Primate antisaccade. II. Supplementary eye field neuronal activity predicts correct performance

Neuronal activities were recorded in the supplementary eye field (SEF) of 3 macaque monkeys trained to perform antisaccades pseudorandomly interleaved with prosaccades, as instructed by the shape of a central fixation point. The prosaccade goal was indicated by a peripheral stimulus flashed anywhere on the screen, whereas the antisaccade goal was an unmarked site diametrically opposite the flashed stimulus. The visual cue was given immediately after the instruction cue disappeared in the immediate-saccade task, or during the instruction period in the delayed-saccade task. The instruction cue offset was the saccade gosignal. Here we focus on 92 task-related neurons: visual, eye-movement, and instruction/fixation neurons. We found that 73% of SEF eye-movement-related neurons fired significantly more before anti-saccades than prosaccades. This finding was analyzed at 3 levels: population, single neuron, and individual trial. On individual antisaccade trials, 40 ms before saccade, the firing rate of eye-movement-related neurons was highly predictive of successful performance.

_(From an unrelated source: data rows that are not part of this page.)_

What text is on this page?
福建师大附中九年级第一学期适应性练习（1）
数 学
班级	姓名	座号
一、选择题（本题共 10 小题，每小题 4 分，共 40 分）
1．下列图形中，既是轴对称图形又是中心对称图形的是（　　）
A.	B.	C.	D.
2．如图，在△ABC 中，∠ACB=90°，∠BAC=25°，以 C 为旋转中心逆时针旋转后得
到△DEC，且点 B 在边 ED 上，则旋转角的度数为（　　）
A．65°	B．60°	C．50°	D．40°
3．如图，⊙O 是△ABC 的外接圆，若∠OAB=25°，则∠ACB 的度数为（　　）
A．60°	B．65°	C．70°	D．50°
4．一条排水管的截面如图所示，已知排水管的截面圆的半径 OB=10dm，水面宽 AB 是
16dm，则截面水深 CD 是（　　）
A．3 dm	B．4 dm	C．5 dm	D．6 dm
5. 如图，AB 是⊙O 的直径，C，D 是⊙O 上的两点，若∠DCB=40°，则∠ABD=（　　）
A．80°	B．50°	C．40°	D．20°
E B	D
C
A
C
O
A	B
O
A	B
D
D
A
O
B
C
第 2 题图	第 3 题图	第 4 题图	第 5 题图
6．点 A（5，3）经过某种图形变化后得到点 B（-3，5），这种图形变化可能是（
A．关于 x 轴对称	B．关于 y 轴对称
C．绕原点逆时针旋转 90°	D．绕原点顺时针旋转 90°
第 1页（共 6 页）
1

A similar analysis of visual responses (40 ms astride the peak) gave less-coherent results. Fixation neurons, activated during the initial instruction period (i.e., after the instruction cue but before the stimulus) always fired more on antisaccade than on prosaccade trials. This trend, however, was statistically significant for only half of these neurons. We conclude that the SEF is critically involved in the production of antisaccades.